= Legislative Proposal for the Real and Effective Equality of Trans People =

Proposed legislation in Spain

The Legislative Proposal for the Real and Effective Equality of Trans People (122/000133) was a bill proposed to the Congress of Deputies in 2021 that would've made a number of changes to legal rights for transgender people in Spain. The bill failed to pass.

== Summary ==
The law would have amended the process of legal gender recognition in Spain away from a medicalised one that required psychiatric diagnosis, reports from three doctors, as well as court’s approval, and into a process of statutory declaration. The bill would have set the minimum age of eligibility at 16. Additionally, the bill would have offer legal recognition of non-binary identities and would have opened access to assisted reproductive technology for trans people. The bill would also have contained provisions aimed at strengthening intersex rights, notably by banning gender assignment surgery on infants.

== Legislative history ==
The bill was proposed to Congress in early February 2021 by Irene Montero, the Minister for Equality, after consultations with over 20 different LGBTQ+ and trans collectives.

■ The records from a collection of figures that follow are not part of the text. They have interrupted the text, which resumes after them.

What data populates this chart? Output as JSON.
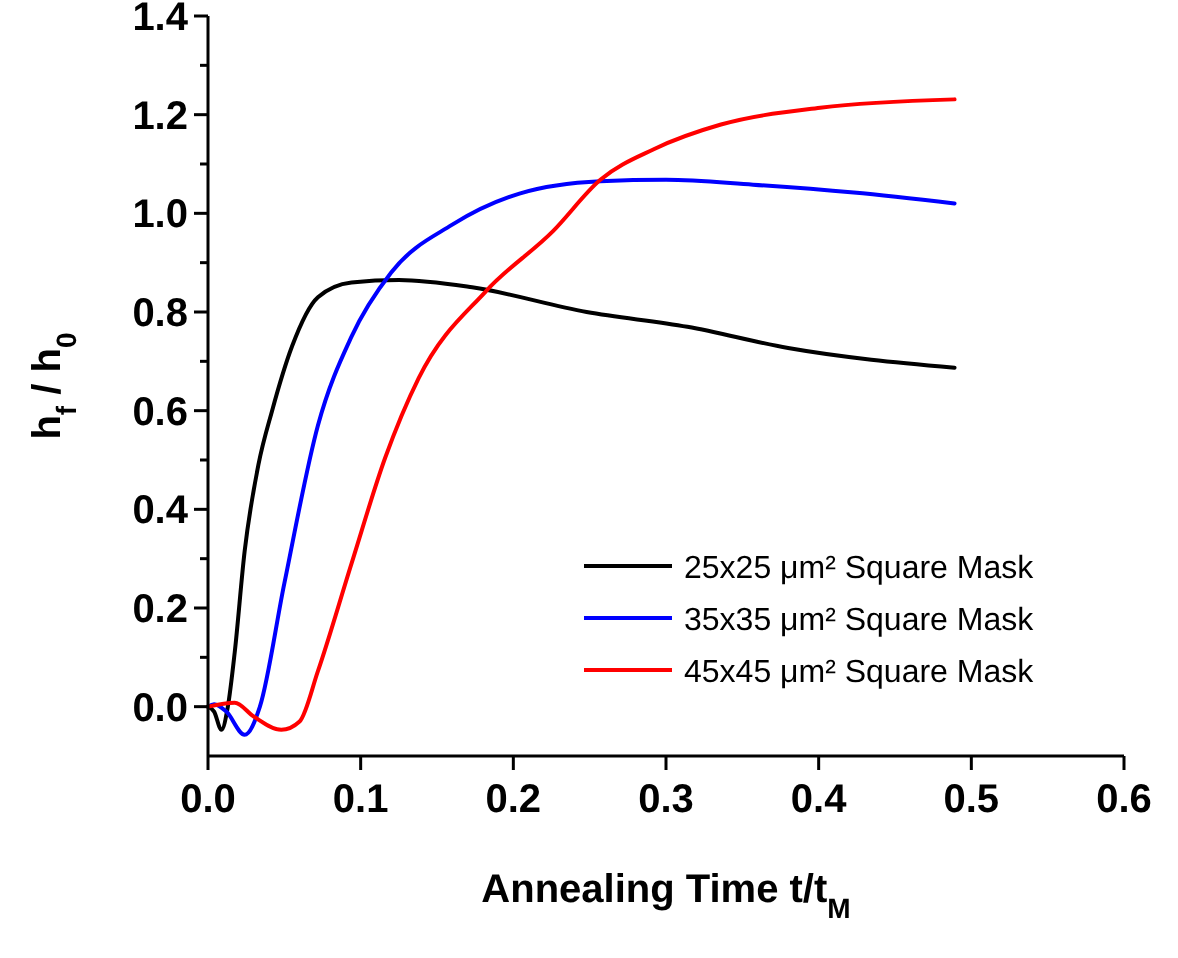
{
  "chart_data": {
    "type": "line",
    "xlabel": "Annealing Time t/t$_{M}$",
    "ylabel": "h$_{f}$ / h$_{0}$",
    "xlim": [
      0,
      0.6
    ],
    "xticks": [
      {
        "value": 0,
        "label": "0.0"
      },
      0.1,
      0.2,
      0.3,
      0.4,
      0.5,
      0.6
    ],
    "ylim": [
      -0.1,
      1.4
    ],
    "yticks": [
      {
        "value": 0,
        "label": "0.0"
      },
      {
        "value": 0.1,
        "label": null
      },
      0.2,
      {
        "value": 0.3,
        "label": null
      },
      0.4,
      {
        "value": 0.5,
        "label": null
      },
      0.6,
      {
        "value": 0.7,
        "label": null
      },
      0.8,
      {
        "value": 0.9,
        "label": null
      },
      {
        "value": 1,
        "label": "1.0"
      },
      {
        "value": 1.1,
        "label": null
      },
      1.2,
      {
        "value": 1.3,
        "label": null
      },
      1.4
    ],
    "legend": "bottom right",
    "grid": false,
    "marker": "none",
    "line_style": "solid",
    "series": [
      {
        "name": "25x25 μm² Square Mask",
        "color": "#000000",
        "x": [
          0,
          0.004,
          0.0088,
          0.013,
          0.0175,
          0.024,
          0.033,
          0.042,
          0.055,
          0.072,
          0.094,
          0.125,
          0.173,
          0.248,
          0.314,
          0.38,
          0.489
        ],
        "values": [
          0,
          -0.01,
          -0.047,
          0,
          0.11,
          0.315,
          0.49,
          0.6,
          0.73,
          0.83,
          0.86,
          0.865,
          0.85,
          0.8,
          0.77,
          0.727,
          0.687
        ]
      },
      {
        "name": "35x35 μm² Square Mask",
        "color": "#0000ff",
        "x": [
          0,
          0.004,
          0.012,
          0.024,
          0.034,
          0.05,
          0.072,
          0.094,
          0.12,
          0.16,
          0.204,
          0.257,
          0.3,
          0.357,
          0.423,
          0.489
        ],
        "values": [
          0,
          0.005,
          -0.01,
          -0.057,
          0,
          0.25,
          0.57,
          0.75,
          0.88,
          0.977,
          1.04,
          1.065,
          1.068,
          1.058,
          1.042,
          1.02
        ]
      },
      {
        "name": "45x45 μm² Square Mask",
        "color": "#ff0000",
        "x": [
          0,
          0.0175,
          0.03,
          0.048,
          0.06,
          0.072,
          0.094,
          0.116,
          0.138,
          0.182,
          0.226,
          0.257,
          0.292,
          0.336,
          0.401,
          0.489
        ],
        "values": [
          0,
          0.008,
          -0.02,
          -0.047,
          -0.03,
          0.072,
          0.29,
          0.504,
          0.666,
          0.842,
          0.964,
          1.068,
          1.13,
          1.18,
          1.214,
          1.231
        ]
      }
    ]
  }
}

On 18 May 2021, the bill was rejected by a vote of 78 for the bill and 143 against, with 120 abstentions. Unidas Podemos, the Republican Left of Catalonia–Sovereigntists as well as other Catalan parties, Ciudadanos, the Basque Nationalist Party, EH Bildu, and the Canarian Coalition voted for the bill. The People's Party, Vox, the Navarrese People's Union, and the Asturias Forum voted against the bill. The Spanish Socialist Workers' Party abstained from the vote.

== Reactions ==
The bill was described by some political commentators as opening a rift in the governing PSOE-Podemos coalition, with the latter putting forward the bill and the former refusing to support it. Although she eventually abstained from the vote, Deputy Prime Minister Carmen Calvo spoke out publicly against it, stating that it "could put at risk the identity criteria for 47 million Spaniards."

Human Rights Watch supported the bill, writing to the Spanish Prime Minister to urge him to support it, and describing the failure of the bill to pass as a "missed opportunity." Transgender Europe and the Federación Estatal de Lesbianas, Gays, Transexuales y Bisexuales also supported the bill.

On 10 March, Plataforma Trans organised a protest in front of the houses of parliament in support of the bill, with several of the group's members pledging to go on a hunger strike over the government's inaction.

The Catholic Church as well as the Confluencia Feminista opposed the bill. In April 2021, opponents vandalised the offices of the Madrid Lesbian, Gay, Bisexual and Transsexual Collective over its support for the bill.